The cast of the play dancing onstage.

Waiting for Guffman plays at the Trylon Cinema from Monday, June 19 through Tuesday, June 20. Visit for tickets and more information.

When Corky is recruiting Clifford, the camera pans to a rifle hanging on the wall. By the end of the credits, Chekhov rolls in his grave, bemoaning this blue-balling of the imperative. The rifle never shoots, the idea is never revisited. This instance is emblematic of Waiting for Guffman’s nihilistic narrative tendency. Sisyphus finds the ability to smile in the face of absurdity by recognizing the disconnect between his endeavor to find meaning in the inherent meaninglessness of the world. No member of this cast considers suicide even once, instead choosing to roll the boulder up the hill purely for the hell of it. Corky could care less about rebelling against the absurd, unless of course that would increase his chances of making it to Broadway. The entire film consists of people laying the groundwork for a success, and ultimately failing in a practical sense. And yet, none of that failure ever precludes them from continuing to try.

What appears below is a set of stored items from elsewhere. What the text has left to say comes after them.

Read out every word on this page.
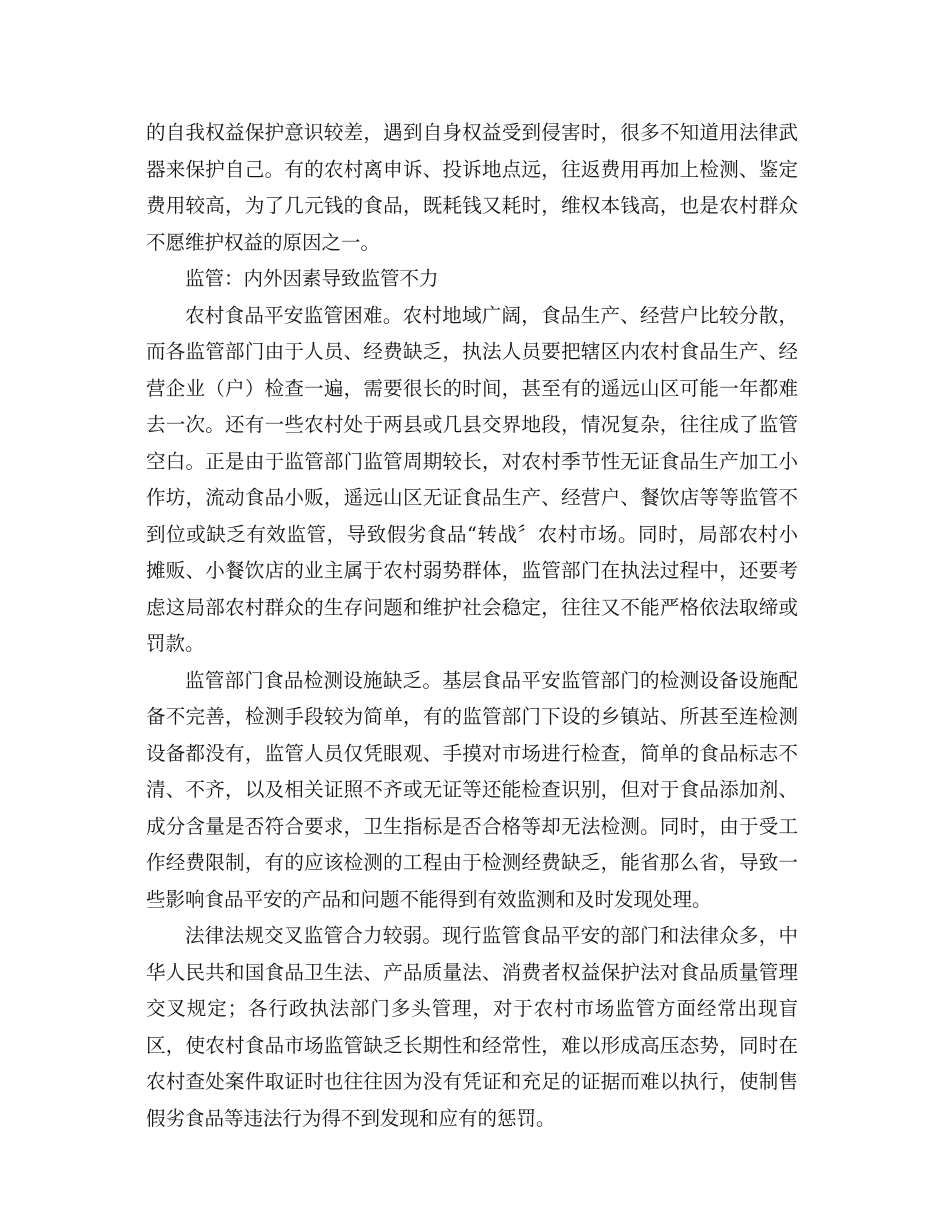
的自我权益保护意识较差，遇到自身权益受到侵害时，很多不知道用法律武器来保护自己。有的农村离申诉、投诉地点远，往返费用再加上检测、鉴定费用较高，为了几元钱的食品，既耗钱又耗时，维权本钱高，也是农村群众不愿维护权益的原因之一。

监管：内外因素导致监管不力

农村食品平安监管困难。农村地域广阔，食品生产、经营户比较分散，而各监管部门由于人员、经费缺乏，执法人员要把辖区内农村食品生产、经营企业（户）检查一遍，需要很长的时间，甚至有的遥远山区可能一年都难去一次。还有一些农村处于两县或几县交界地段，情况复杂，往往成了监管空白。正是由于监管部门监管周期较长，对农村季节性无证食品生产加工小作坊，流动食品小贩，遥远山区无证食品生产、经营户、餐饮店等等监管不到位或缺乏有效监管，导致假劣食品“转战〞农村市场。同时，局部农村小摊贩、小餐饮店的业主属于农村弱势群体，监管部门在执法过程中，还要考虑这局部农村群众的生存问题和维护社会稳定，往往又不能严格依法取缔或罚款。

监管部门食品检测设施缺乏。基层食品平安监管部门的检测设备设施配备不完善，检测手段较为简单，有的监管部门下设的乡镇站、所甚至连检测设备都没有，监管人员仅凭眼观、手摸对市场进行检查，简单的食品标志不清、不齐，以及相关证照不齐或无证等还能检查识别，但对于食品添加剂、成分含量是否符合要求，卫生指标是否合格等却无法检测。同时，由于受工作经费限制，有的应该检测的工程由于检测经费缺乏，能省那么省，导致一些影响食品平安的产品和问题不能得到有效监测和及时发现处理。

法律法规交叉监管合力较弱。现行监管食品平安的部门和法律众多，中华人民共和国食品卫生法、产品质量法、消费者权益保护法对食品质量管理交叉规定；各行政执法部门多头管理，对于农村市场监管方面经常出现盲区，使农村食品市场监管缺乏长期性和经常性，难以形成高压态势，同时在农村查处案件取证时也往往因为没有凭证和充足的证据而难以执行，使制售假劣食品等违法行为得不到发现和应有的惩罚。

Corky, for one, is a case study in abject failure. His faith in the performance is ultimately misplaced, the production an economic flop, the dream of Guffman rolling the stone aside a mere fantasy. But it ultimately does not matter to Corky that his hopes were merely idols, for he had been placing faith in such Golden Calves from the very beginning. His entire off-off-off-off Broadway career was marked by failure, desolation, and dead-ends, but such setbacks never quelled Corky’s stalwart self-confidence or drive toward theatre. Instead, he persists in his endeavors, believing in each just as much as the last. He comes to Blaine having failed horrifically at his career yet pushes forward without ever stopping to consider whether he would fail again. After the production fails to transform into a Hamilton-like phenomenon (praise Sisyphus), he exuberantly picks up the boulder again, rolling it back up the hill to set up shop in New York City.

Corky in the production, wearing a helmet and looking off into the audience dramatically.

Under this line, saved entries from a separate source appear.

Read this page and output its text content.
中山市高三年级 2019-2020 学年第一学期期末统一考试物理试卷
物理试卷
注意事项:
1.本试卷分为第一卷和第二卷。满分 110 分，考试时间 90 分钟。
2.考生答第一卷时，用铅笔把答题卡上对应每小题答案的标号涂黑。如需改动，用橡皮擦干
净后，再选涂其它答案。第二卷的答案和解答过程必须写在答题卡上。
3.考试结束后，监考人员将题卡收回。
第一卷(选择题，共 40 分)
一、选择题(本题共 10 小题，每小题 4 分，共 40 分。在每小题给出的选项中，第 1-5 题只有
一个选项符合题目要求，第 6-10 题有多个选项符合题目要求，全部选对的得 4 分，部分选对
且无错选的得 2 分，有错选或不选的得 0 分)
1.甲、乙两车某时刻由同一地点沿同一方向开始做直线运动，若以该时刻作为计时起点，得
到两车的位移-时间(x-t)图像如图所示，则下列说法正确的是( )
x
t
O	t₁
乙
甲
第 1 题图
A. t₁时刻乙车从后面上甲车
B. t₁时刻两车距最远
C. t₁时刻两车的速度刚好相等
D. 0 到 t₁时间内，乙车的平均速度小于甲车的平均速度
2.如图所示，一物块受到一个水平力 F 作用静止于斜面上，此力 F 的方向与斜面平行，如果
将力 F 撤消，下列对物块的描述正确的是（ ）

Corky never for a second pauses to consider the meaning of his endeavor. He simply continues. His previous failures are marketed as great successes, his career a mysterious and cosmopolitan one, replete with wisdom which he graciously pours out upon his community theatre as though this is the pinnacle of human achievement. The entire production gleefully pushes the boulder up the hill, without ever stopping to consider why they are so happy about it or whether their joy is warranted. In this way, the entire Blaine community theatre is blissfully ignorant of the futility of their burden yet take it on with ebullient glee. Unlike Camus, Corky would never consider suicide to be the most important philosophical question. He would say the preeminent question is whether his pants are quirky enough. He exists in a world devoid of meaning yet remains unphased by that fact.

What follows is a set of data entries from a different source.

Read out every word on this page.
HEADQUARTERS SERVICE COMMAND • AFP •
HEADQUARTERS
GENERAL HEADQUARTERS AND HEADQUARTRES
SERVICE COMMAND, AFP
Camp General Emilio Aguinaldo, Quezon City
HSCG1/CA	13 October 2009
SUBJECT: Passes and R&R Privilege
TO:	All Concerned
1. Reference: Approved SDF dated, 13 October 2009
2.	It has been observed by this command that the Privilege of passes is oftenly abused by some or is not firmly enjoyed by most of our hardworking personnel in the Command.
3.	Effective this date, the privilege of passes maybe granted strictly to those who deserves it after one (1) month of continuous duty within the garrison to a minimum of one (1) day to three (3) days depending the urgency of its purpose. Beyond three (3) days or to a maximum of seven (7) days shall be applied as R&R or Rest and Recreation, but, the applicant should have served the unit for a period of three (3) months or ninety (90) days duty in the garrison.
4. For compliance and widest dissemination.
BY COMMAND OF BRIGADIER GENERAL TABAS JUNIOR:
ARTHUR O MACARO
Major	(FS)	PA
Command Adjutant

I hate to say it, Chekhov, but the entire film is one great defiance of the worldly command that all pistols must be fired by the end of the second act. Because in the world of Blaine, the pistol never fires, Guffman never shows up, and Bonnie never appears. And yet the show goes on, enthusiasm and zest fills every character from the Dairy Queen employee turned inamorata to the travel agent plagued with an overlarge schlong to Corky himself. The thrill resides in the expectation, the antics that lead up to the eventual climax, which ultimately never comes. This subversion of tension forces the audience and the characters themselves to reconsider the entire point of the production—the fact that the experience itself must be a worthy endeavor in its own right.

Waiting for Guffman provides a thrilling reinterpretation of the Godot narrative, one in which anticlimax is secondary to the daily gusto for life which will supersede all failure. While Beckett may have envisioned a play in which “nothing happens. Twice,” Guest puts forward a more Seinfeldian vision of nothing. It doesn’t matter that the gun is never fired, what matters is the fact that the gun had flair and sparkle while it hung upon the wall. That, or the film is just a testament to the bullheaded tenacity of theatre kids whose passion outgrows their high school days.